Nach einer Stunde hatte er alle Notizen herausgeschrieben und wollte gerade anfangen, sie ordentlich auf ein Pergament zu schreiben, als ihn ein kleines silbernes Etwas ansprang. „Moonshine, wo kommst du denn her?"Der kleine Kater kuschelte sich an seine Brust und schnurrte behaglich. Keine zwei Minuten später hörte er Potter herankeuchen. Es schien fast so, als ob er den ganzen Weg vom Gryffindor- Turm bis hierher gerannt war. „Sorry, Draco, hab verschlafen."„Schon gut, du kannst von Glück reden, dass ich schon die Sachen über die Rituale herausgeschrieben habe. Du kannst sie ja ordentlich schreiben, während ich mich auf die Suche nach diesem Vita- Trank mache." Draco ging in einen anderen Teil der Bibliothek, Moonshine folgte ihm auf dem Fuß. Aber wo auch immer er suchte, er fand keine Informationen über den Vita- Trank und wie er gebraut wurde. Es war wie verhext. Um nicht mit leeren Händen zurück zum Tisch zu kommen, nahm er ein paar Bücher, in denen er den Vita- Trank vermutete. Am Tisch, wo Potter es doch tatsächlich fertig gebracht hatte, in seiner schönsten Sonntagsschrift den Aufsatz zu schreiben, ließ er die Bücher fallen und konnte es sich nicht verkneifen, Potter ein bisschen aufzuziehen. „Du hast ja ne Mädchenschrift."„Soll ich unleserlich schreiben?"„Na ja, dann würde Zabini deine Fehler nicht sehen."Aber Harry tat ihm den Gefallen nicht, den Aufsatz wegzuwerfen, sondern las ihn sich noch einmal aufmerksam durch. „Sehr witzig."knurrte Harry. „Was sind denn das für Bücher?"Draco war froh über den Themenwechsel. Er wollte Harry nicht verärgern, nur ein wenig aufziehen. „Heiltränke und so ein Zeug, da müsste der Vita- Trank drinstehen." Eigentlich glaubte er da auch nicht dran, aber er konnte ja nicht zugeben, dass er nichts gefunden hatte. „Nein, tut er nicht."Verwundert blickte er Harry an, doch der schrieb an seinem Aufsatz weiter.

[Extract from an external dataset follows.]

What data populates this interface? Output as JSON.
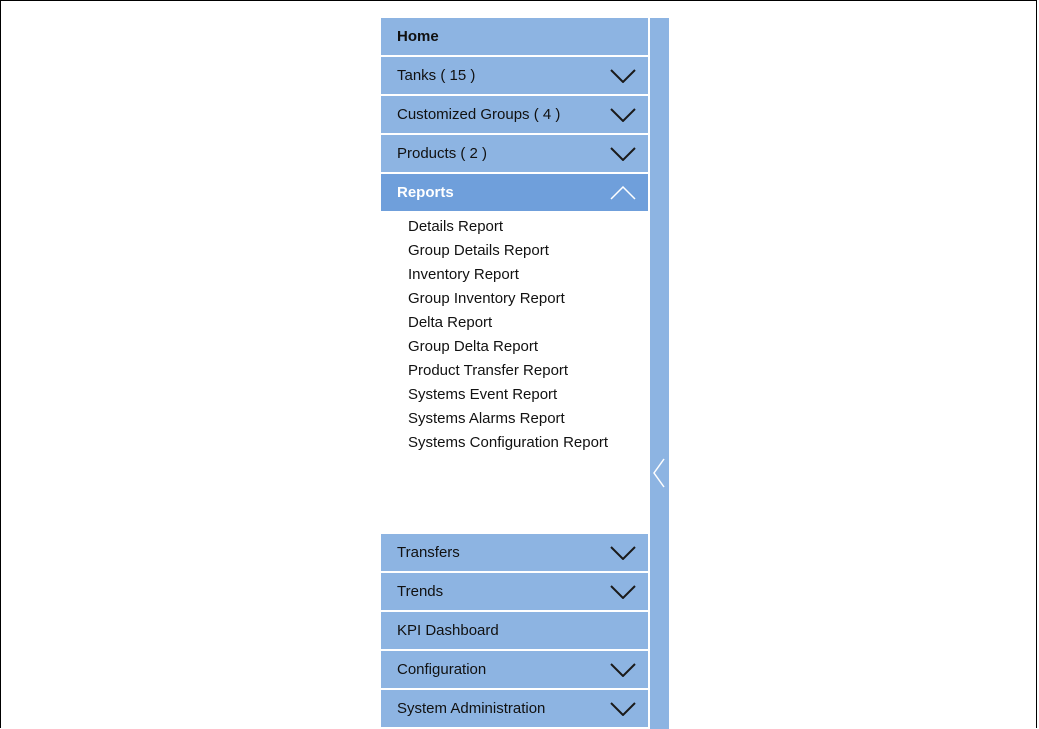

„Was heißt das, tut er nicht? Weißt du wo er drin steht?"Nicken. „Würdest du es mir auch sagen?"Kopfschütteln. Dieser Junge trieb ihn noch in den Wahnsinn. „Warum nicht?"„Du hast das Zauberwort nicht gesagt."„Adava Kedavra?"Es schien Potter auch noch Spaß zu machen, endlich etwas zu wissen, was er nicht wusste. „Du kannst den Spruch nicht anwenden!"Wenn der wüsste... „Und was macht dich da so sicher? Vielleicht habe ich schon seit frühester Kindheit Erfahrung mit den Unverzeihlichen?"Draco lief es in diesem Moment kalt den Rücken hinunter.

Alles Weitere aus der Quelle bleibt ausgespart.